On the other hand, I really loved Billie’s character. He was a member of Ingrid’s friend group with Micah and her female best friend LD, who was a hilarious best friend. Billie was the golden boy and popular athlete of the group. He was also a bit more complex than that as well. Before the death of his dad, he was more of a punk rock kind of guy, but he changed into a different person in Ingrid’s opinion. Though he was one of my favorite characters, (LD is my other favorite) I still longer to know even more of his story. I felt like he didn’t get enough scenes in the book.
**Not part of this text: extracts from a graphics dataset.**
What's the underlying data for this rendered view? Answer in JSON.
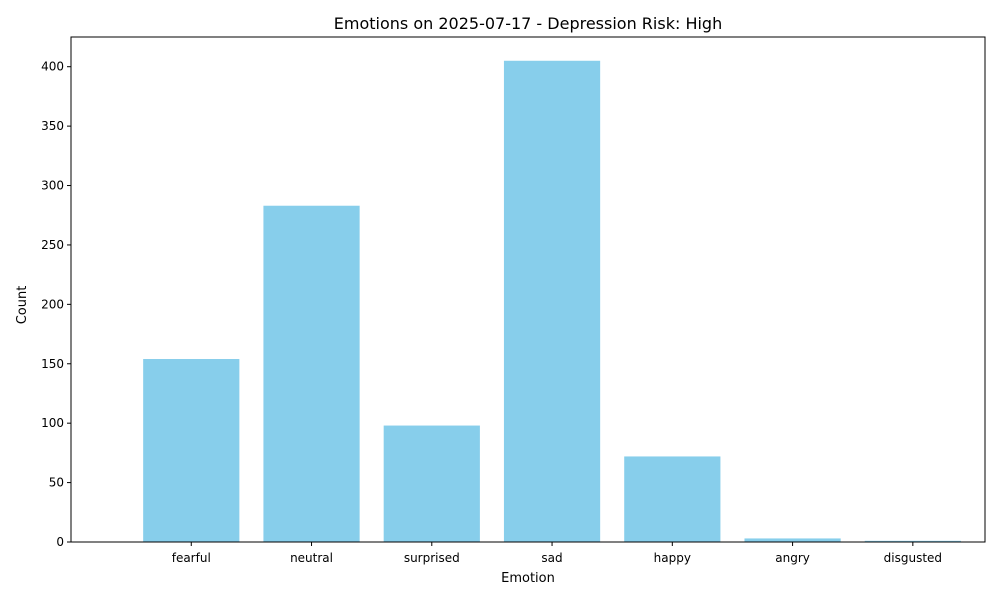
{
  "chart_data": {
    "type": "bar",
    "title": "Emotions on 2025-07-17 - Depression Risk: High",
    "xlabel": "Emotion",
    "ylabel": "Count",
    "categories": [
      "fearful",
      "neutral",
      "surprised",
      "sad",
      "happy",
      "angry",
      "disgusted"
    ],
    "values": [
      154,
      283,
      98,
      405,
      72,
      3,
      1
    ],
    "ylim": [
      0,
      425
    ],
    "yticks": [
      0,
      50,
      100,
      150,
      200,
      250,
      300,
      350,
      400
    ],
    "bar_color": "#87ceeb",
    "grid": false,
    "legend": "none"
  }
}
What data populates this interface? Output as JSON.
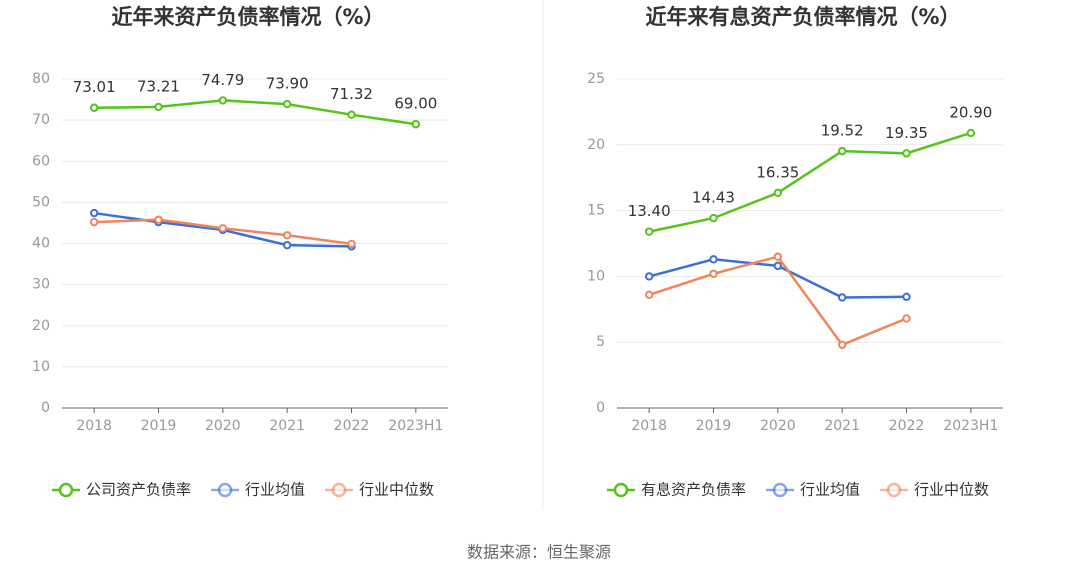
{
  "chart_data": [
    {
      "type": "line",
      "title": "近年来资产负债率情况（%）",
      "categories": [
        "2018",
        "2019",
        "2020",
        "2021",
        "2022",
        "2023H1"
      ],
      "ylim": [
        0,
        80
      ],
      "yticks": [
        0,
        10,
        20,
        30,
        40,
        50,
        60,
        70,
        80
      ],
      "grid": true,
      "legend": "bottom",
      "series": [
        {
          "name": "公司资产负债率",
          "color": "#52c41a",
          "values": [
            73.01,
            73.21,
            74.79,
            73.9,
            71.32,
            69.0
          ],
          "value_labels": [
            "73.01",
            "73.21",
            "74.79",
            "73.90",
            "71.32",
            "69.00"
          ]
        },
        {
          "name": "行业均值",
          "color": "#3a6fd8",
          "values": [
            47.4,
            45.2,
            43.3,
            39.6,
            39.3,
            null
          ]
        },
        {
          "name": "行业中位数",
          "color": "#f0855a",
          "values": [
            45.2,
            45.8,
            43.7,
            42.0,
            39.9,
            null
          ]
        }
      ]
    },
    {
      "type": "line",
      "title": "近年来有息资产负债率情况（%）",
      "categories": [
        "2018",
        "2019",
        "2020",
        "2021",
        "2022",
        "2023H1"
      ],
      "ylim": [
        0,
        25
      ],
      "yticks": [
        0,
        5,
        10,
        15,
        20,
        25
      ],
      "grid": true,
      "legend": "bottom",
      "series": [
        {
          "name": "有息资产负债率",
          "color": "#52c41a",
          "values": [
            13.4,
            14.43,
            16.35,
            19.52,
            19.35,
            20.9
          ],
          "value_labels": [
            "13.40",
            "14.43",
            "16.35",
            "19.52",
            "19.35",
            "20.90"
          ]
        },
        {
          "name": "行业均值",
          "color": "#3a6fd8",
          "values": [
            10.0,
            11.3,
            10.8,
            8.4,
            8.45,
            null
          ]
        },
        {
          "name": "行业中位数",
          "color": "#f0855a",
          "values": [
            8.6,
            10.2,
            11.5,
            4.8,
            6.8,
            null
          ]
        }
      ]
    }
  ],
  "source": "数据来源：恒生聚源"
}
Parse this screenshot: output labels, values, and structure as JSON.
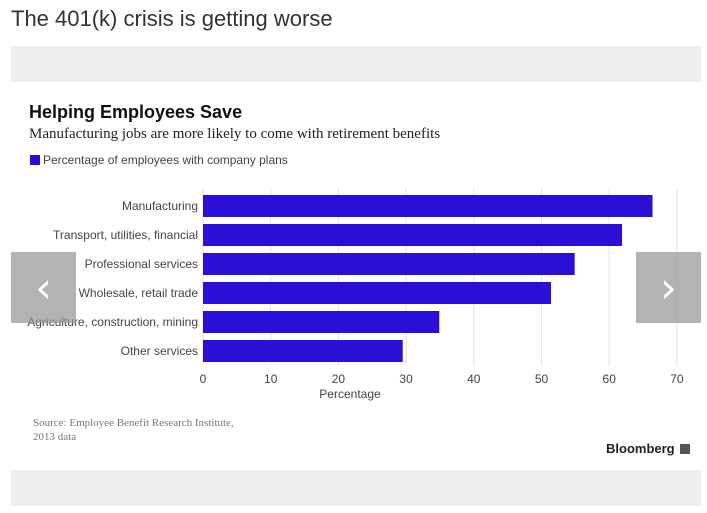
{
  "headline": "The 401(k) crisis is getting worse",
  "nav": {
    "prev_glyph": "‹",
    "next_glyph": "›"
  },
  "source": "Source: Employee Benefit Research Institute,\n2013 data",
  "brand": {
    "name": "Bloomberg"
  },
  "colors": {
    "bar": "#2a0fd6",
    "grid": "#e3e3e3",
    "band": "#efefef"
  },
  "chart_data": {
    "type": "bar",
    "orientation": "horizontal",
    "title": "Helping Employees Save",
    "subtitle": "Manufacturing jobs are more likely to come with retirement benefits",
    "xlabel": "Percentage",
    "ylabel": "",
    "xlim": [
      0,
      70
    ],
    "xticks": [
      0,
      10,
      20,
      30,
      40,
      50,
      60,
      70
    ],
    "grid": true,
    "legend_position": "top-left",
    "categories": [
      "Manufacturing",
      "Transport, utilities, financial",
      "Professional services",
      "Wholesale, retail trade",
      "Agriculture, construction, mining",
      "Other services"
    ],
    "series": [
      {
        "name": "Percentage of employees with company plans",
        "color": "#2a0fd6",
        "values": [
          66.4,
          61.9,
          54.9,
          51.4,
          34.9,
          29.5
        ]
      }
    ]
  }
}
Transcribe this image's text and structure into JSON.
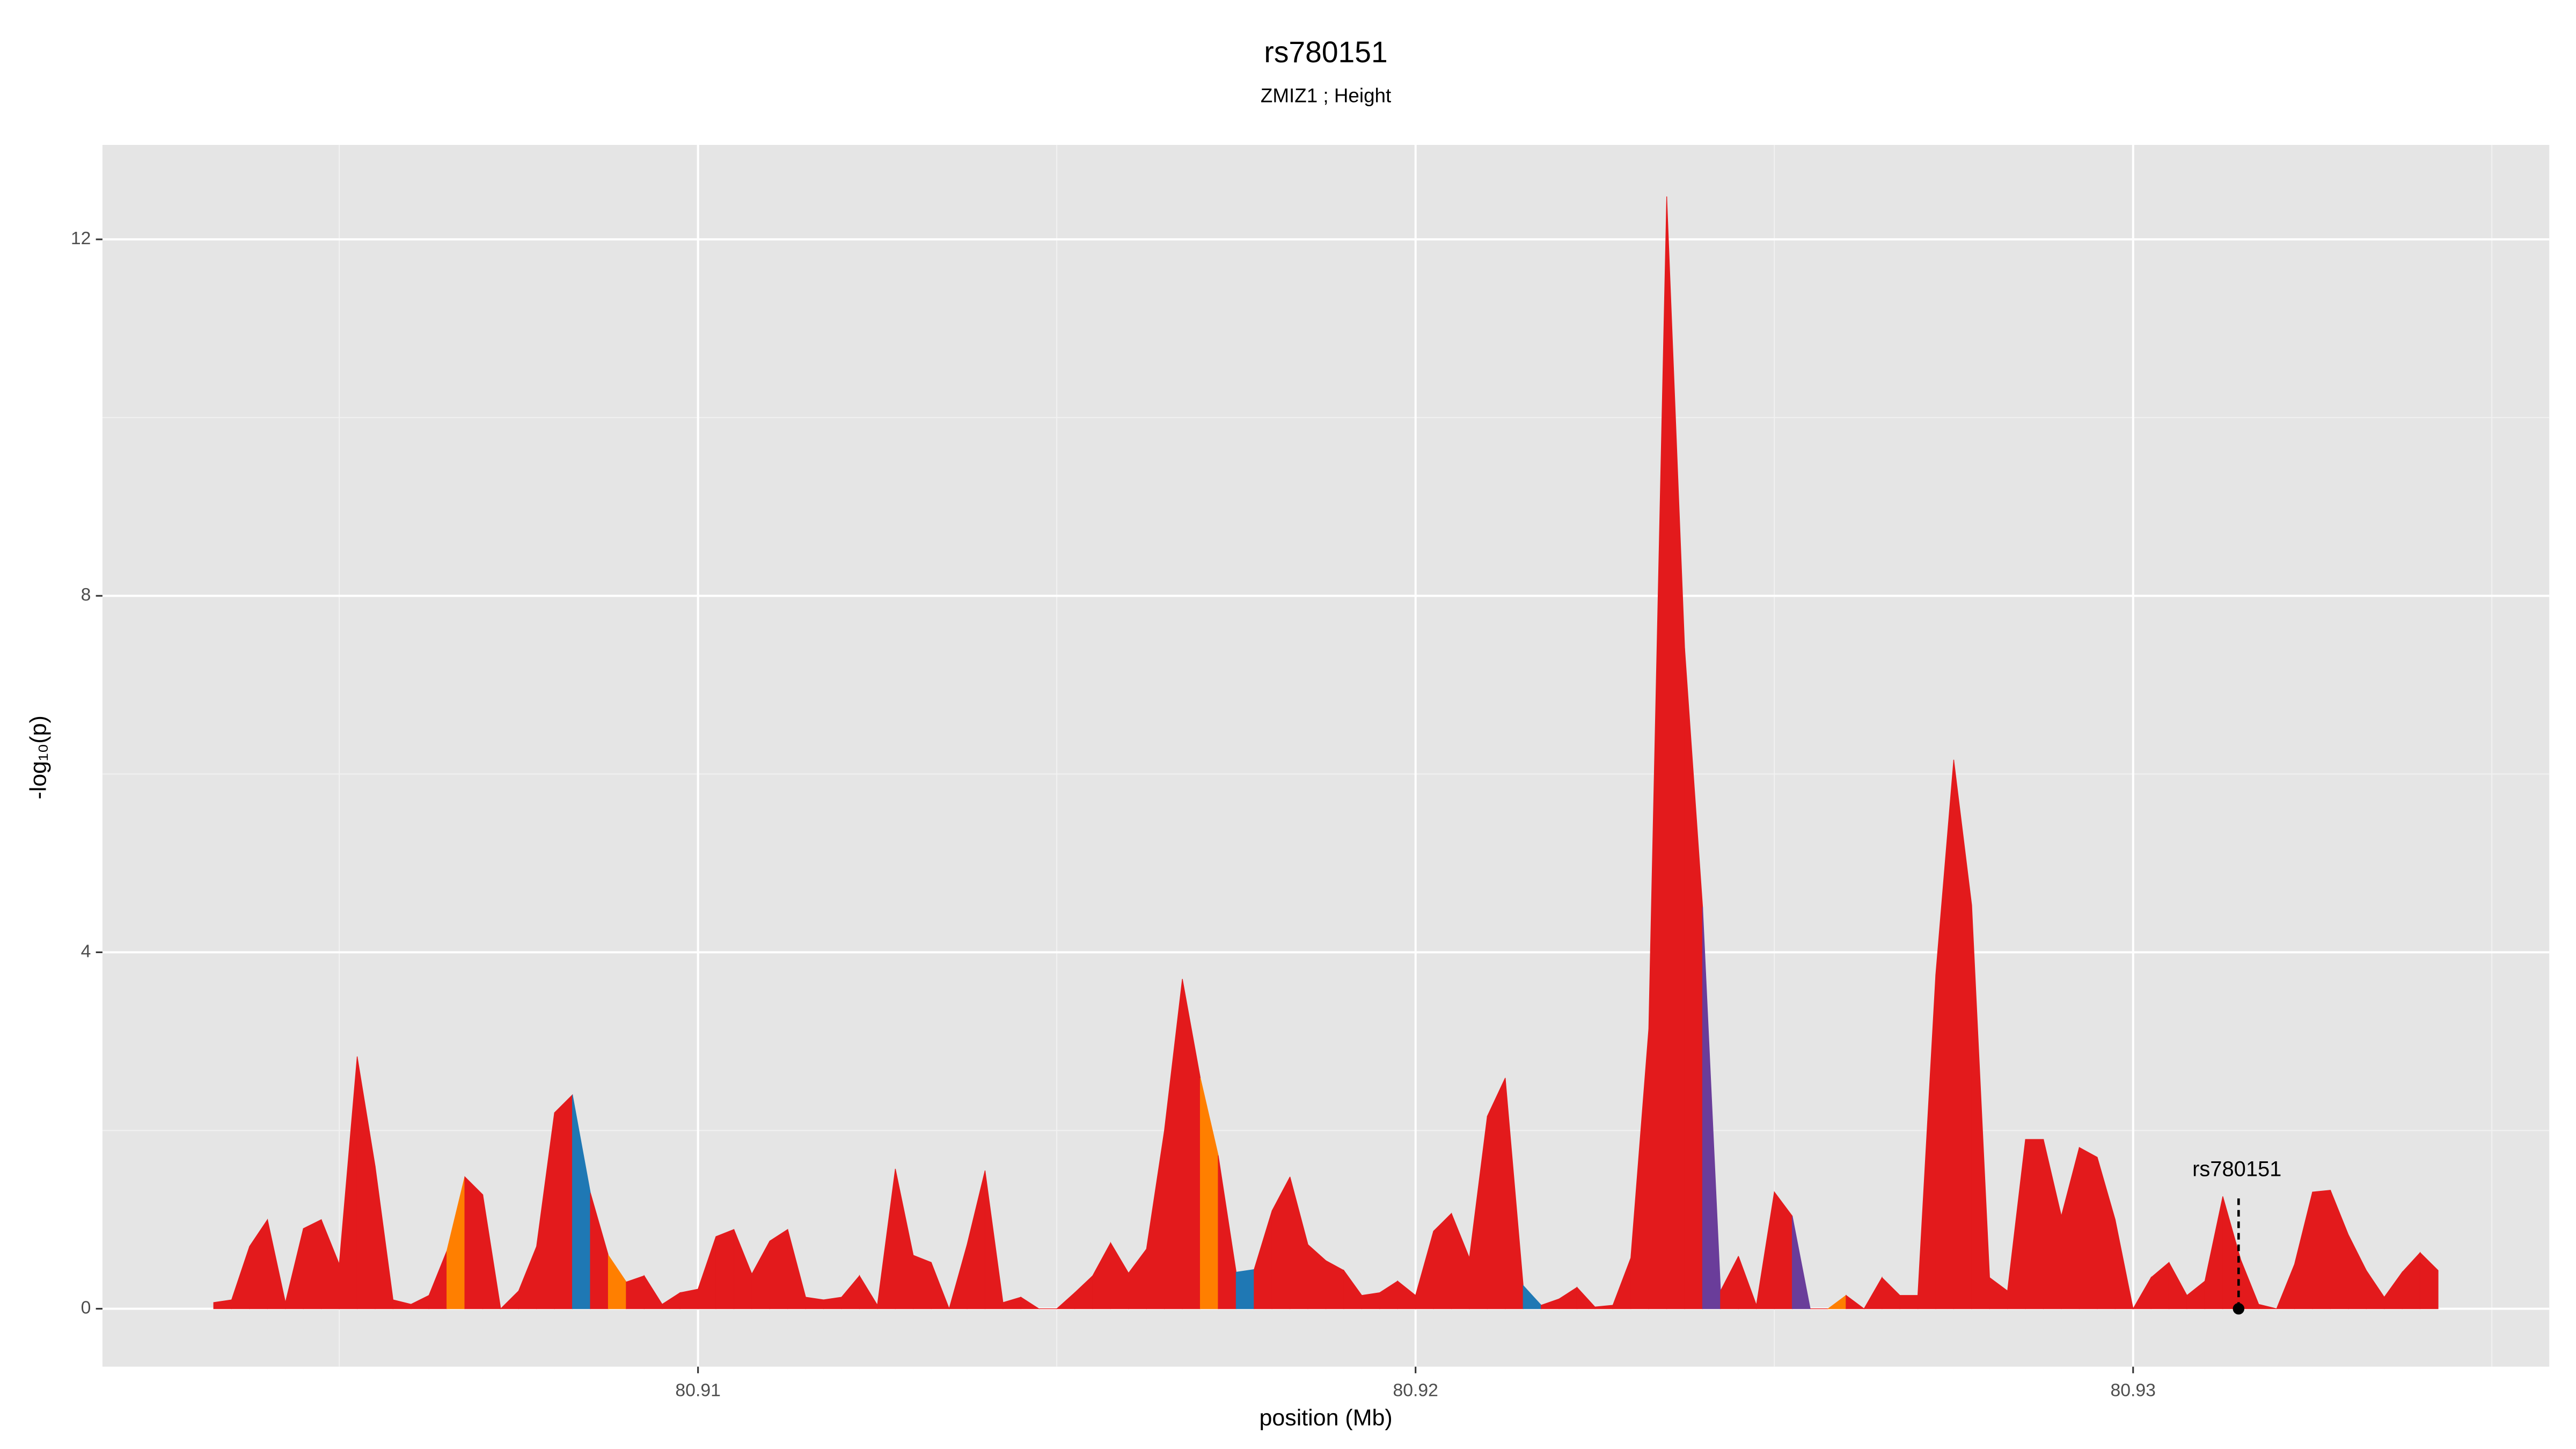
{
  "chart_data": {
    "type": "segmented_area",
    "title": "rs780151",
    "subtitle": "ZMIZ1 ; Height",
    "x_label": "position (Mb)",
    "y_label": "-log₁₀(p)",
    "xlim": [
      80.9017,
      80.9358
    ],
    "ylim": [
      -0.65,
      13.06
    ],
    "xticks": [
      80.91,
      80.92,
      80.93
    ],
    "yticks": [
      0,
      4,
      8,
      12
    ],
    "x_minor_grid": [
      80.905,
      80.915,
      80.925,
      80.935
    ],
    "y_minor_grid": [
      2,
      6,
      10
    ],
    "grid": true,
    "x": [
      80.90325,
      80.9035,
      80.90375,
      80.904,
      80.90425,
      80.9045,
      80.90475,
      80.905,
      80.90525,
      80.9055,
      80.90575,
      80.906,
      80.90625,
      80.9065,
      80.90675,
      80.907,
      80.90725,
      80.9075,
      80.90775,
      80.908,
      80.90825,
      80.9085,
      80.90875,
      80.909,
      80.90925,
      80.9095,
      80.90975,
      80.91,
      80.91025,
      80.9105,
      80.91075,
      80.911,
      80.91125,
      80.9115,
      80.91175,
      80.912,
      80.91225,
      80.9125,
      80.91275,
      80.913,
      80.91325,
      80.9135,
      80.91375,
      80.914,
      80.91425,
      80.9145,
      80.91475,
      80.915,
      80.91525,
      80.9155,
      80.91575,
      80.916,
      80.91625,
      80.9165,
      80.91675,
      80.917,
      80.91725,
      80.9175,
      80.91775,
      80.918,
      80.91825,
      80.9185,
      80.91875,
      80.919,
      80.91925,
      80.9195,
      80.91975,
      80.92,
      80.92025,
      80.9205,
      80.92075,
      80.921,
      80.92125,
      80.9215,
      80.92175,
      80.922,
      80.92225,
      80.9225,
      80.92275,
      80.923,
      80.92325,
      80.9235,
      80.92375,
      80.924,
      80.92425,
      80.9245,
      80.92475,
      80.925,
      80.92525,
      80.9255,
      80.92575,
      80.926,
      80.92625,
      80.9265,
      80.92675,
      80.927,
      80.92725,
      80.9275,
      80.92775,
      80.928,
      80.92825,
      80.9285,
      80.92875,
      80.929,
      80.92925,
      80.9295,
      80.92975,
      80.93,
      80.93025,
      80.9305,
      80.93075,
      80.931,
      80.93125,
      80.9315,
      80.93175,
      80.932,
      80.93225,
      80.9325,
      80.93275,
      80.933,
      80.93325,
      80.9335,
      80.93375,
      80.934,
      80.93425
    ],
    "values": [
      0.07,
      0.1,
      0.7,
      1.0,
      0.07,
      0.9,
      1.0,
      0.5,
      2.83,
      1.6,
      0.1,
      0.05,
      0.15,
      0.65,
      1.48,
      1.28,
      0,
      0.2,
      0.7,
      2.2,
      2.4,
      1.3,
      0.6,
      0.3,
      0.37,
      0.05,
      0.18,
      0.22,
      0.81,
      0.89,
      0.39,
      0.76,
      0.89,
      0.13,
      0.1,
      0.13,
      0.37,
      0.04,
      1.57,
      0.6,
      0.52,
      0,
      0.72,
      1.55,
      0.07,
      0.13,
      0,
      0,
      0.18,
      0.37,
      0.74,
      0.4,
      0.67,
      2.0,
      3.7,
      2.59,
      1.72,
      0.41,
      0.44,
      1.1,
      1.48,
      0.72,
      0.54,
      0.43,
      0.15,
      0.18,
      0.31,
      0.15,
      0.87,
      1.07,
      0.57,
      2.16,
      2.59,
      0.26,
      0.04,
      0.11,
      0.24,
      0.02,
      0.04,
      0.57,
      3.14,
      12.48,
      7.41,
      4.51,
      0.2,
      0.59,
      0.04,
      1.31,
      1.04,
      0,
      0,
      0.15,
      0,
      0.35,
      0.15,
      0.15,
      3.75,
      6.16,
      4.53,
      0.35,
      0.2,
      1.9,
      1.9,
      1.04,
      1.81,
      1.7,
      1.0,
      0,
      0.35,
      0.52,
      0.15,
      0.31,
      1.26,
      0.55,
      0.05,
      0,
      0.5,
      1.31,
      1.33,
      0.83,
      0.43,
      0.13,
      0.41,
      0.63,
      0.43
    ],
    "segment_colors": [
      "#e31a1c",
      "#e31a1c",
      "#e31a1c",
      "#e31a1c",
      "#e31a1c",
      "#e31a1c",
      "#e31a1c",
      "#e31a1c",
      "#e31a1c",
      "#e31a1c",
      "#e31a1c",
      "#e31a1c",
      "#e31a1c",
      "#ff7f00",
      "#e31a1c",
      "#e31a1c",
      "#e31a1c",
      "#e31a1c",
      "#e31a1c",
      "#e31a1c",
      "#1f78b4",
      "#e31a1c",
      "#ff7f00",
      "#e31a1c",
      "#e31a1c",
      "#e31a1c",
      "#e31a1c",
      "#e31a1c",
      "#e31a1c",
      "#e31a1c",
      "#e31a1c",
      "#e31a1c",
      "#e31a1c",
      "#e31a1c",
      "#e31a1c",
      "#e31a1c",
      "#e31a1c",
      "#e31a1c",
      "#e31a1c",
      "#e31a1c",
      "#e31a1c",
      "#e31a1c",
      "#e31a1c",
      "#e31a1c",
      "#e31a1c",
      "#e31a1c",
      "#e31a1c",
      "#e31a1c",
      "#e31a1c",
      "#e31a1c",
      "#e31a1c",
      "#e31a1c",
      "#e31a1c",
      "#e31a1c",
      "#e31a1c",
      "#ff7f00",
      "#e31a1c",
      "#1f78b4",
      "#e31a1c",
      "#e31a1c",
      "#e31a1c",
      "#e31a1c",
      "#e31a1c",
      "#e31a1c",
      "#e31a1c",
      "#e31a1c",
      "#e31a1c",
      "#e31a1c",
      "#e31a1c",
      "#e31a1c",
      "#e31a1c",
      "#e31a1c",
      "#e31a1c",
      "#1f78b4",
      "#e31a1c",
      "#e31a1c",
      "#e31a1c",
      "#e31a1c",
      "#e31a1c",
      "#e31a1c",
      "#e31a1c",
      "#e31a1c",
      "#e31a1c",
      "#6a3d9a",
      "#e31a1c",
      "#e31a1c",
      "#e31a1c",
      "#e31a1c",
      "#6a3d9a",
      "#e31a1c",
      "#ff7f00",
      "#e31a1c",
      "#e31a1c",
      "#e31a1c",
      "#e31a1c",
      "#e31a1c",
      "#e31a1c",
      "#e31a1c",
      "#e31a1c",
      "#e31a1c",
      "#e31a1c",
      "#e31a1c",
      "#e31a1c",
      "#e31a1c",
      "#e31a1c",
      "#e31a1c",
      "#e31a1c",
      "#e31a1c",
      "#e31a1c",
      "#e31a1c",
      "#e31a1c",
      "#e31a1c",
      "#e31a1c",
      "#e31a1c",
      "#e31a1c",
      "#e31a1c",
      "#e31a1c",
      "#e31a1c",
      "#e31a1c",
      "#e31a1c",
      "#e31a1c",
      "#e31a1c",
      "#e31a1c",
      "#e31a1c"
    ],
    "annotation": {
      "text": "rs780151",
      "x": 80.93147,
      "y": 0
    }
  }
}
So in the end, this wasn’t a terrible book or anything like that. It was a pretty fast read and the writing wasn’t bad. Though I did have a problem with the language. Specifically, the fact that Ingrid said “bless” basically every other line of the book. Was that seriously necessary though? Like I said, this just didn’t turn out to be the book for me for a few different reasons. I still think that you should try the book out for yourself, because you might really love it!